Didn't see the programme, but feel qualified to comment as I have neurofibramatosis.
The thing is, some of us are lucky and you wouldn't know I had it if I didn't tell you! I do have 'unsightly lumps', but not (yet?) on my face; cafe au lait marks I have always had, not an issue. I ahd one lump cut off, my first, but the scar was worse than the lump. Two more lumps are at the size where it might be worth removing, but it's not a priority. I don't cover them, actually I only remember when DH points out a leaflet or something like that.
As for the learning disabilities, looking back I certainly had problems at this type at school but I never was diagnosed, and now I can cope fine.
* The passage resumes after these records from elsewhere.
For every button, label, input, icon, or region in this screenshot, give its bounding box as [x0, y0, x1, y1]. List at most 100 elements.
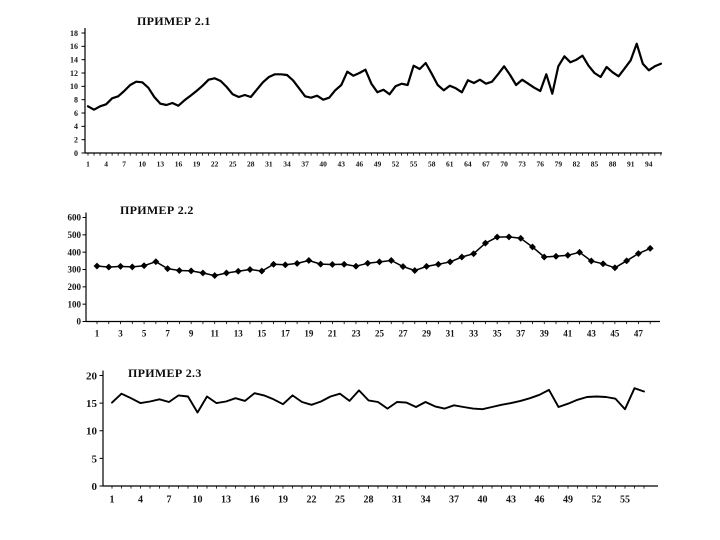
x-tick-label: 43: [338, 160, 346, 169]
x-tick-label: 7: [122, 160, 126, 169]
y-tick-label: 2: [74, 136, 78, 145]
x-tick-label: 47: [634, 329, 644, 339]
data-point-marker: [576, 248, 584, 256]
data-point-marker: [234, 267, 242, 275]
data-point-marker: [517, 234, 525, 242]
x-tick-label: 28: [247, 160, 255, 169]
data-point-marker: [611, 264, 619, 272]
x-tick-label: 64: [464, 160, 472, 169]
y-tick-label: 18: [70, 29, 78, 38]
data-point-marker: [93, 262, 101, 270]
x-tick-label: 7: [167, 495, 172, 506]
x-tick-label: 3: [118, 329, 123, 339]
x-tick-label: 16: [250, 495, 260, 506]
data-point-marker: [269, 260, 278, 268]
x-tick-label: 16: [175, 160, 183, 169]
x-tick-label: 37: [516, 329, 526, 339]
x-tick-label: 37: [449, 495, 459, 506]
x-tick-label: 34: [421, 495, 431, 506]
x-tick-label: 52: [592, 495, 602, 506]
x-tick-label: 25: [229, 160, 237, 169]
data-point-marker: [458, 253, 466, 261]
chart-plot-area-3: 0 5 10 15 20 1 4 7 10 13 16 19 22 25 28 31 34 37 40 43 46 49 5…: [86, 370, 658, 506]
x-tick-label: 21: [328, 329, 338, 339]
x-tick-label: 35: [493, 329, 503, 339]
y-tick-label: 300: [68, 265, 82, 275]
x-tick-label: 4: [138, 495, 143, 506]
x-tick-label: 22: [211, 160, 219, 169]
y-tick-label: 10: [70, 82, 78, 91]
data-point-marker: [434, 260, 442, 268]
y-tick-label: 200: [68, 282, 82, 292]
x-tick-label: 7: [165, 329, 170, 339]
data-point-marker: [187, 267, 195, 275]
x-tick-label: 22: [307, 495, 317, 506]
x-tick-label: 1: [110, 495, 115, 506]
x-tick-label: 5: [142, 329, 147, 339]
series-line: [111, 387, 645, 414]
data-point-marker: [340, 260, 348, 268]
data-point-marker: [505, 233, 513, 241]
x-tick-label: 55: [410, 160, 418, 169]
x-tick-label: 28: [364, 495, 374, 506]
x-tick-label: 76: [537, 160, 545, 169]
data-point-marker: [281, 261, 289, 269]
x-tick-label: 40: [319, 160, 327, 169]
x-tick-label: 58: [428, 160, 436, 169]
y-tick-label: 500: [68, 230, 82, 240]
y-tick-label: 12: [70, 69, 78, 78]
x-tick-label: 17: [281, 329, 291, 339]
data-point-marker: [352, 262, 360, 270]
y-tick-label: 600: [68, 213, 82, 223]
x-tick-label: 61: [446, 160, 454, 169]
data-point-marker: [175, 266, 183, 275]
x-tick-label: 91: [627, 160, 635, 169]
chart-primer-2-3: ПРИМЕР 2.3 0 5 10 15 20 1 4 7 10 13 16 19 22 25 28 31 34…: [86, 366, 658, 506]
x-tick-label: 52: [392, 160, 400, 169]
data-point-marker: [199, 269, 207, 277]
x-tick-label: 9: [189, 329, 194, 339]
x-tick-label: 34: [283, 160, 291, 169]
data-point-marker: [646, 244, 654, 252]
data-point-marker: [411, 266, 419, 275]
x-tick-label: 41: [563, 329, 573, 339]
y-tick-label: 6: [74, 109, 78, 118]
x-tick-label: 43: [587, 329, 597, 339]
x-tick-label: 46: [356, 160, 364, 169]
y-tick-label: 5: [92, 453, 98, 465]
x-tick-label: 33: [469, 329, 479, 339]
chart-title-2-3: ПРИМЕР 2.3: [128, 366, 202, 380]
x-tick-label: 45: [610, 329, 620, 339]
x-tick-label: 13: [221, 495, 231, 506]
x-tick-label: 4: [104, 160, 108, 169]
y-tick-label: 15: [86, 398, 98, 410]
x-tick-label: 46: [535, 495, 545, 506]
data-point-marker: [493, 233, 501, 241]
series-line: [86, 42, 663, 111]
chart-title-2-2: ПРИМЕР 2.2: [120, 203, 194, 217]
data-point-marker: [317, 260, 325, 268]
x-tick-label: 29: [422, 329, 432, 339]
x-tick-label: 85: [591, 160, 599, 169]
x-tick-label: 88: [609, 160, 617, 169]
data-point-marker: [128, 263, 136, 271]
x-tick-label: 37: [301, 160, 309, 169]
data-point-marker: [105, 263, 113, 271]
data-point-marker: [564, 251, 572, 259]
y-tick-label: 0: [74, 149, 78, 158]
y-tick-label: 0: [77, 317, 82, 327]
x-tick-label: 13: [157, 160, 165, 169]
data-point-marker: [423, 262, 431, 270]
x-tick-label: 55: [620, 495, 630, 506]
data-point-marker: [623, 257, 631, 265]
data-point-marker: [164, 265, 172, 273]
data-point-marker: [305, 256, 313, 265]
x-tick-label: 31: [446, 329, 456, 339]
x-tick-label: 19: [304, 329, 314, 339]
x-tick-label: 40: [478, 495, 488, 506]
x-tick-label: 43: [506, 495, 516, 506]
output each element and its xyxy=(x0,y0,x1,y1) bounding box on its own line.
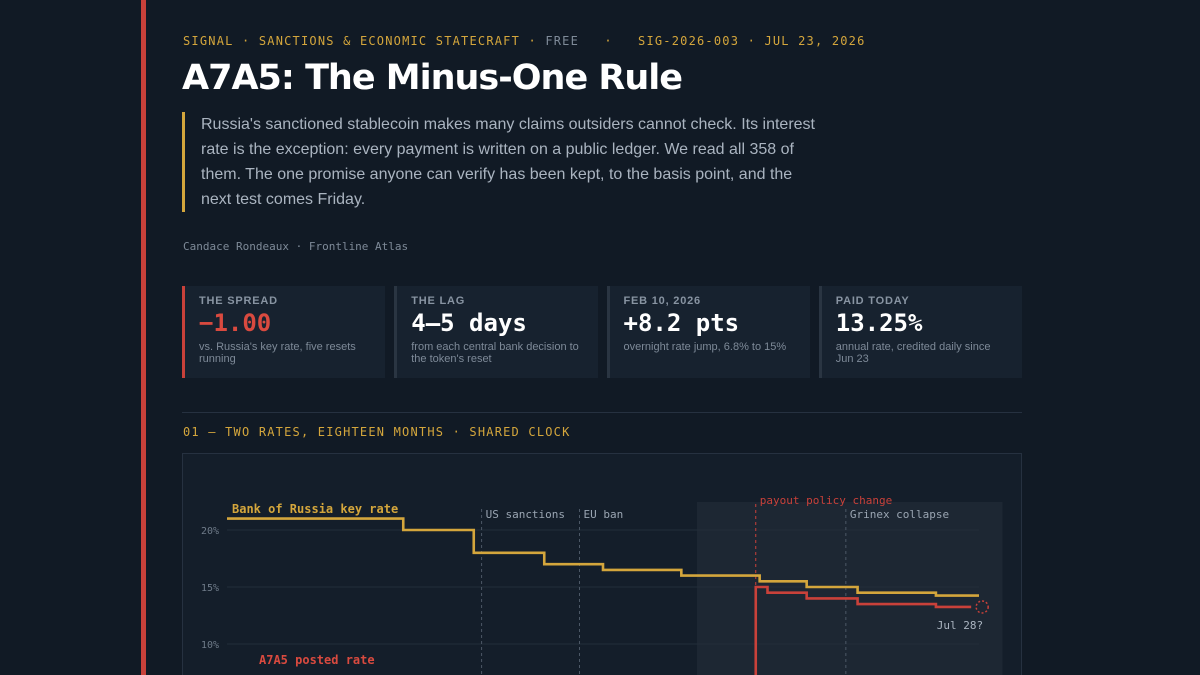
kicker-section[interactable]: SANCTIONS & ECONOMIC STATECRAFT xyxy=(258,34,521,48)
stat-label: THE SPREAD xyxy=(199,295,278,307)
stat-card-jump: FEB 10, 2026 +8.2 pts overnight rate jum… xyxy=(606,286,810,378)
article-dek: Russia's sanctioned stablecoin makes man… xyxy=(182,112,822,212)
section-divider xyxy=(182,412,1022,413)
stat-cards: THE SPREAD −1.00 vs. Russia's key rate, … xyxy=(182,286,1022,378)
stat-value: 4–5 days xyxy=(411,309,527,337)
kicker-id: SIG-2026-003 xyxy=(638,34,740,48)
stat-value: +8.2 pts xyxy=(623,309,740,337)
stat-value: 13.25% xyxy=(835,309,923,337)
event-marker-label: payout policy change xyxy=(760,494,892,507)
section-heading: 01 — TWO RATES, EIGHTEEN MONTHS · SHARED… xyxy=(183,425,571,439)
y-tick-label: 15% xyxy=(201,583,219,594)
stat-card-paid: PAID TODAY 13.25% annual rate, credited … xyxy=(818,286,1022,378)
kicker-brand: SIGNAL xyxy=(183,34,234,48)
stat-card-lag: THE LAG 4–5 days from each central bank … xyxy=(394,286,598,378)
policy-period-band xyxy=(697,502,1003,675)
stat-label: THE LAG xyxy=(411,295,466,307)
event-marker-label: EU ban xyxy=(584,508,624,521)
y-tick-label: 10% xyxy=(201,640,219,651)
key-rate-label: Bank of Russia key rate xyxy=(232,502,398,516)
projected-reset-label: Jul 28? xyxy=(937,619,983,632)
rate-chart-svg: 20% 15% 10% US sanctions EU ban payout policy… xyxy=(201,494,1003,675)
stat-note: from each central bank decision to the t… xyxy=(411,341,579,365)
stat-card-spread: THE SPREAD −1.00 vs. Russia's key rate, … xyxy=(182,286,386,378)
stat-note: vs. Russia's key rate, five resets runni… xyxy=(199,341,356,365)
a7a5-rate-line xyxy=(754,585,972,675)
stat-value: −1.00 xyxy=(199,309,272,337)
page-title: A7A5: The Minus-One Rule xyxy=(182,58,683,98)
kicker-date: JUL 23, 2026 xyxy=(764,34,866,48)
stat-label: FEB 10, 2026 xyxy=(623,295,701,307)
byline[interactable]: Candace Rondeaux · Frontline Atlas xyxy=(183,240,409,253)
stat-label: PAID TODAY xyxy=(835,295,910,307)
event-marker-label: Grinex collapse xyxy=(850,508,949,521)
a7a5-rate-label: A7A5 posted rate xyxy=(259,653,375,667)
stat-note: annual rate, credited daily since Jun 23 xyxy=(835,341,991,365)
key-rate-line xyxy=(227,517,979,597)
event-marker-label: US sanctions xyxy=(486,508,565,521)
rate-chart: 20% 15% 10% US sanctions EU ban payout policy… xyxy=(182,453,1022,675)
accent-rail xyxy=(141,0,146,675)
y-tick-label: 20% xyxy=(201,526,219,537)
stat-note: overnight rate jump, 6.8% to 15% xyxy=(623,341,787,353)
kicker: SIGNAL · SANCTIONS & ECONOMIC STATECRAFT… xyxy=(183,34,866,48)
projected-reset-marker xyxy=(975,600,989,614)
kicker-access: FREE xyxy=(545,34,580,48)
I didn't get a diagnosis until I was 24, don't know if I am genetic or not as much of my family is dea- no not a sad story, Dad was 2nd youngest of 16 so by the time he got to adulthood, his brothers were old and his parents dead.
The thing is, what i guess I want to say, is a diagnosis of NF isn't necesarily the end of the world; the learning disabilities can be oversome, and NF lumps vary greaytly from person to person.
Sounds interesting - thanks for your story Punnet too - but I don't think it was on here in Scotland (I ended up watching super-flipping-nanny and feeling even more inadequate than I usually do!), anyone know when/if it might be on?